In honour of the Australian Psychological Society’s Psychology Week and the theme of thriving in the digital age, I wanted to write about ways to put some boundaries around use of mobile phones, while also celebrating these amazing devices.
Is a complete digital detox necessary?
A mobile phone can be a fantastic life assistant. Personally, I use mine to keep in touch with clients when I am out of the office, to manage bank accounts, book my fitness sessions, as my alarm clock, my weather reporter and my mindfulness guru.
I have apps to keep me up to date with what is happening at my kids’ school, the latest mental health drugs, help me learn a new language, and even to order my coffee for my morning walk by the beach!
My travel itinerary is always stored on my phone, I can check transport timetables and book taxis and Ubers, I can use my phone as a remote for my TV, and to play music.
Of course, I also use it to talk to friends and family and to take photos of my day.
These devices really are amazing. No wonder we have trouble putting them down!
So, do we need a digital detox?
A balanced digital diet
My good friend, Rachel Eagleton of Nourishd, is an excellent nutritionist. She feels that we don’t need diet detoxes but to eat all of the food groups in the recommended amounts and to practice moderation most of the time, so that we can avoid the drastic change a detox requires.
I am suggesting the same approach to mobile phone use.

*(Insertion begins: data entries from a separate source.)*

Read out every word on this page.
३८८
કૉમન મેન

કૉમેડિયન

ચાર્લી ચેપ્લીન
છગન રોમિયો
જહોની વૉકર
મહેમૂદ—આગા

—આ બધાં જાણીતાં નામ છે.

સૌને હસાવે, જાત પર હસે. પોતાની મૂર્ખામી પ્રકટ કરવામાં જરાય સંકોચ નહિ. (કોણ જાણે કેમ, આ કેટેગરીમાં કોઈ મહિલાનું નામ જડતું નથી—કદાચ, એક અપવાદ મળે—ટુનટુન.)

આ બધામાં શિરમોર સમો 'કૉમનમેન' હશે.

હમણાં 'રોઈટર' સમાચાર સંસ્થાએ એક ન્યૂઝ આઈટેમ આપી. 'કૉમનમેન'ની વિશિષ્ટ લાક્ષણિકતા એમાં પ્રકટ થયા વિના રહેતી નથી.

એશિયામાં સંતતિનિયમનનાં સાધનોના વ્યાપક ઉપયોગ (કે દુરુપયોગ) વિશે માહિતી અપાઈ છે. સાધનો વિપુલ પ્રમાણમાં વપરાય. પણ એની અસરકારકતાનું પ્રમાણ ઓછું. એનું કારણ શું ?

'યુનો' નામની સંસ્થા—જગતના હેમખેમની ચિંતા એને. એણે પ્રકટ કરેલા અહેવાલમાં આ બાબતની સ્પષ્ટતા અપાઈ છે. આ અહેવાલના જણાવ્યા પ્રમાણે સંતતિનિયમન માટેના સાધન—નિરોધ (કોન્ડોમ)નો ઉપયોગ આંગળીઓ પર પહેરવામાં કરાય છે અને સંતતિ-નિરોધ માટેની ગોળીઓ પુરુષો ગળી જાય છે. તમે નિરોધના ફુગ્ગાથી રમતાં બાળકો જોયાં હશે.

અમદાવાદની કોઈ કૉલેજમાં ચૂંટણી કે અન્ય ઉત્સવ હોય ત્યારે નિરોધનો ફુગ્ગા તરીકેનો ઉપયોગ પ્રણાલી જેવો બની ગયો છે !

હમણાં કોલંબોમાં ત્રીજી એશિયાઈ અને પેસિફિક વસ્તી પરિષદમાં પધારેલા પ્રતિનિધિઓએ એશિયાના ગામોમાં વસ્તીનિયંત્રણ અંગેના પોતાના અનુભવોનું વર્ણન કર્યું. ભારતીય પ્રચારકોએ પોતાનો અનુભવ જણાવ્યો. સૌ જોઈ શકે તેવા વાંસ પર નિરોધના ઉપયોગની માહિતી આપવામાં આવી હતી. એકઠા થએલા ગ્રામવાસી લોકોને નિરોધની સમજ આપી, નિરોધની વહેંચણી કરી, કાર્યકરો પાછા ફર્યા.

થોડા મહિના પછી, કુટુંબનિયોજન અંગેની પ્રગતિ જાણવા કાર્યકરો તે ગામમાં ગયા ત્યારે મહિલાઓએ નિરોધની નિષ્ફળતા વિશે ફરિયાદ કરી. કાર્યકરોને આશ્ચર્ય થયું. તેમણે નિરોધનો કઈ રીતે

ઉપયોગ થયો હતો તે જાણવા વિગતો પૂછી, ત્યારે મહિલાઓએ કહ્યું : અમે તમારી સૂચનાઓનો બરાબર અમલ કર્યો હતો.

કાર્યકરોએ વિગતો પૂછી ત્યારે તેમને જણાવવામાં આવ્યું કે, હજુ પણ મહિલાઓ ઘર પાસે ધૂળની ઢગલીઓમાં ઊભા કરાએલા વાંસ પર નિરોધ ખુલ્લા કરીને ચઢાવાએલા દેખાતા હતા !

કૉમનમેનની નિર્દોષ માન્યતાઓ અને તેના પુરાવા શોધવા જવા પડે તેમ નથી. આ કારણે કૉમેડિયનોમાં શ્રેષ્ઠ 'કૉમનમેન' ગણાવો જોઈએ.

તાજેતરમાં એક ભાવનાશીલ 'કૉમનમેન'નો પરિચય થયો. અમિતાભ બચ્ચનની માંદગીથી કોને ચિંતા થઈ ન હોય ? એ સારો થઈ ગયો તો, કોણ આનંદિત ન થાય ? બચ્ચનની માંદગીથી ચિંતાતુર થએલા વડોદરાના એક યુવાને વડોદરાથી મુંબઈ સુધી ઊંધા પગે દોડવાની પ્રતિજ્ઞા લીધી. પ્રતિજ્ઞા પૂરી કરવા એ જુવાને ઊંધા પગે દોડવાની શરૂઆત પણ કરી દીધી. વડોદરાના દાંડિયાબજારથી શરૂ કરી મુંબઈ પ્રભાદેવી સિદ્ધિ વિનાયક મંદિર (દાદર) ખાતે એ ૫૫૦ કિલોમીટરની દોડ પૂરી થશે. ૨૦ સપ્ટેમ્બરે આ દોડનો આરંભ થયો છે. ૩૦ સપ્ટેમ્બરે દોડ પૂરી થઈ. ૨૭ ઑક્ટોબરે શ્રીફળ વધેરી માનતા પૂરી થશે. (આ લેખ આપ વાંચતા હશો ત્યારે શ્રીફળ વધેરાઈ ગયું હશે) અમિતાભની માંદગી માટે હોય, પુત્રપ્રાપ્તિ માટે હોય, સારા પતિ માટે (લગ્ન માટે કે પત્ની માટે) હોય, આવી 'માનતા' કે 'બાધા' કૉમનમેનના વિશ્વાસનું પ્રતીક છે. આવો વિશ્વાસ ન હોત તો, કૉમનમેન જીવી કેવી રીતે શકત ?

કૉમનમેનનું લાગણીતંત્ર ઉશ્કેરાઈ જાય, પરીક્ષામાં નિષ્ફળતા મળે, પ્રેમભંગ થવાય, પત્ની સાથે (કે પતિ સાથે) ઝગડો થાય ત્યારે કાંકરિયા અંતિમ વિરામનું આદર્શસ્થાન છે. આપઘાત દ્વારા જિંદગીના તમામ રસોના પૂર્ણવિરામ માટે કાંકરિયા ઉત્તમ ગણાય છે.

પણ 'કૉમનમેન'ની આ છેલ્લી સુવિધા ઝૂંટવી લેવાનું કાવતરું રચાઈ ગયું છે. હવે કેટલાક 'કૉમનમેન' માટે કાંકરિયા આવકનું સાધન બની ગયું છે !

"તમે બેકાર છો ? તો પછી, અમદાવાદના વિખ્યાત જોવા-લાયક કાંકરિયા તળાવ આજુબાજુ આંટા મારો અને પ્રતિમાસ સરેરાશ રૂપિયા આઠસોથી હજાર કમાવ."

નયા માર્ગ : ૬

Let’s rein in the use, have some times without the device, and have a balance between useful apps and time-wasters.
This means we don’t have to do the (often unrealistic) cold-turkey removal of mobile phones from our lives for a time. Going cold turkey is quite a drastic measure. Let’s face it: we have these devices because they are so useful. In many cases we use them for safety reasons such as letting one another know where we are (this is particularly true for young children who are perhaps getting themselves home from school, etc).
The desire to do a full reset is understandable. For many people it is easier to conceive of a purge than it is to imagine making smaller adjustments. But little tweaks to our mobile phone use should mean that we don’t need to take drastic measures so that our mobile phone use never gets out of control and never becomes a problem in our lives.
5 ways to avoid a digital detox using healthy eating principles
These good nutrition principles can apply to digital devices. Follow these guidelines and you may find you no longer have the need for a dramatic digital detox.
1. Clean Diet
Do a stocktake of your apps – in much the same way you would look at what you currently eat when you first see a nutritionist.
Keep the apps that serve you well, and reduce or remove those that don’t. If Instagram leaves you feeling envious, underachieving, or just takes up more of your time than you’re happy with, consider taking it out of your “diet”. If you waste hours on Candy Crush, maybe it needs to go, the same way you would get rid of a daily ice cream if you were aiming to improve your physical health.
2. Portion Control
Similar to the idea of reducing the amount of food you eat in order to reduce calorie intake, if you find you have just “lost” an hour on Facebook, consider putting a timer on to remind you when you have had enough time (I would suggest 20 minutes is plenty).
I make myself buy 30g boxes of almonds so that I only eat a handful, rather than three, as I would if I bought nuts in larger quantities. This allowed me to get used to what a serve was. This approach can work for your digital diet too. You will find you become accustomed to shorter times spent on an app and will gain greater control over your device usage as a result.
3. No Food After Dinner
A common healthy eating strategy is to stop eating for the day following the evening meal.
You can reduce your phone use by finishing with it from a certain time, at least one hour before you go to bed (because of the “blue light” interruption to melatonin release – this is the hormone that tells our brains and bodies to close up shop for the night).
I can hear people everywhere saying that would not be possible – but it is and I do it. I don’t respond to messages or emails after certain point in the evening, keeping my relaxation and unwinding time as just that.
4. No Food in the Bedroom
Following on from the previous point, just as most of us would not take food in to our bed (okay, I do enjoy breakfast in bed on Mother’s Day), an easy way to minimise use of phones is to resist picking up your phone as soon as you wake.
A lot of people like to keep phones out of the bedroom and this is also a great idea, but for me personally, I love the Bedtime setting on my iPhone as it reminds me to get to bed on time at night and wakes me gently in the morning, so I am keen to keep it nearby as I slumber. However, if you find that you are unable to resist a check on work emails or social media as soon as you wake, maybe your phone can spend the night in another room.
5. Exercise More
Just as exercise is a part of a healthy lifestyle, and might be suggested by a nutritionist, getting out and about is also helpful for minimising your mobile usage time.
When you are exercising you are likely to be so engaged in what you are doing that you can’t use your phone (except maybe for music, or perhaps you use an exercise app such as the great yoga and tabata ones that are available). It’s pretty hard to go for a run, do a circuit, take pilates or use a skipping rope whilst looking at your phone.
Adding exercise is a healthy way to reduce your hours on your phone, and to introduce one of the best mental health supporters there is, into your daily life. It’s a win-win!
What are your thoughts on doing a complete digital detox versus managing your usage of mobile phones? Have you tried any of these suggestions? How’d you go?